Wir fuhren zur Stearns Wharf und gingen nach einem Spaziergang auf dem Steg ins Moby Dick Restaurant. Eine junge Kellnerin, die ihren ersten Tag hatte, bediente uns. Ich bestellte Linguine mit Seafood, worauf sie meinte, dass das ihr Favorit sei. Reiner wählte den Seabass. Das sei aber ein ganzer Fisch, was genau das war, was Reiner haben wollte. Zur Feier des Tages bestellten wir uns eine Flasche American Champagner. Ich hatte zwar gedacht, dass der Name «Champagner» geschützt sei, aber das war egal. Die Kellnerin war mit der Flasche überfordert und holte sich Rat bei der Chefin, die sie stets im Auge behielt. Während die junge Frau sehr ungeschickt die Gläser füllte, fragte sie, ob das unser Lieblingswein sei. Sie war so charmant und süss, dass wir ihr jeden Fehler verziehen.
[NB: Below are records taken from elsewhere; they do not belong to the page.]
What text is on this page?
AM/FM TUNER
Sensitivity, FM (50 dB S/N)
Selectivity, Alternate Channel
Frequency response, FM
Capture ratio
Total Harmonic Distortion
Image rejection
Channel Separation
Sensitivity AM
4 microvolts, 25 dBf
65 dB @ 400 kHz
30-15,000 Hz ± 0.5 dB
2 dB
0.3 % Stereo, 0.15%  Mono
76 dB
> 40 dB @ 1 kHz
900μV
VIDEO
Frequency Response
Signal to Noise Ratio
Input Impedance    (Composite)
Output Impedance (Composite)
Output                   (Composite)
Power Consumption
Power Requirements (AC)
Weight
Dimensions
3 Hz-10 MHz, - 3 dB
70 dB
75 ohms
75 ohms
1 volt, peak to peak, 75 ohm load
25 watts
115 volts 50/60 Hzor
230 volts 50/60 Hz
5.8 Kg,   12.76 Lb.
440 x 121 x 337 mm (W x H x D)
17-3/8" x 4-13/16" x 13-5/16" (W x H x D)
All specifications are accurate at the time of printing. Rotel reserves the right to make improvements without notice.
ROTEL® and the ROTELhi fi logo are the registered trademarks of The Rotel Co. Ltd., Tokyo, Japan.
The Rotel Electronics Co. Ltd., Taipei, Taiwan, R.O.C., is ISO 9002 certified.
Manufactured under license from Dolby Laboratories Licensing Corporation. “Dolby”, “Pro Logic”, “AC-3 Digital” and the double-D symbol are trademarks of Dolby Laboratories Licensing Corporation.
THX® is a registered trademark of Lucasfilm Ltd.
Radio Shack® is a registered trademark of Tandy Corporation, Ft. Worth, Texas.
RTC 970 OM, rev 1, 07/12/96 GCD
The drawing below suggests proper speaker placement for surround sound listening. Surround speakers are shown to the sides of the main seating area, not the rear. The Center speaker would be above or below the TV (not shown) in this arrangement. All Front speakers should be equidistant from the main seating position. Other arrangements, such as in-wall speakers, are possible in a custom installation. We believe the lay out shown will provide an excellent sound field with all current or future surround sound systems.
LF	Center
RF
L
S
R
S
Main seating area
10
Der Fisch war perfekt gebraten und sah so gut aus, dass rund um uns herum auch der Wolfsbarsch bestellt wurde, bis er ausverkauft war und hinter uns ein Gast enttäuscht etwas anderes ordern musste. Wir hatten einen Platz am Fenster auf das Meer hinaus und konnten sehen, wie die Sonne immer weiter Richtung Horizont wanderte. Den Sonnenuntergang beobachteten wir anschliessend auf dem Steg der Stearns Wharf neben Fischern, Einheimischen und Touristen. Es war ein wunderbarer Anblick und ein würdiger Abschluss für eine wundervolle Reise.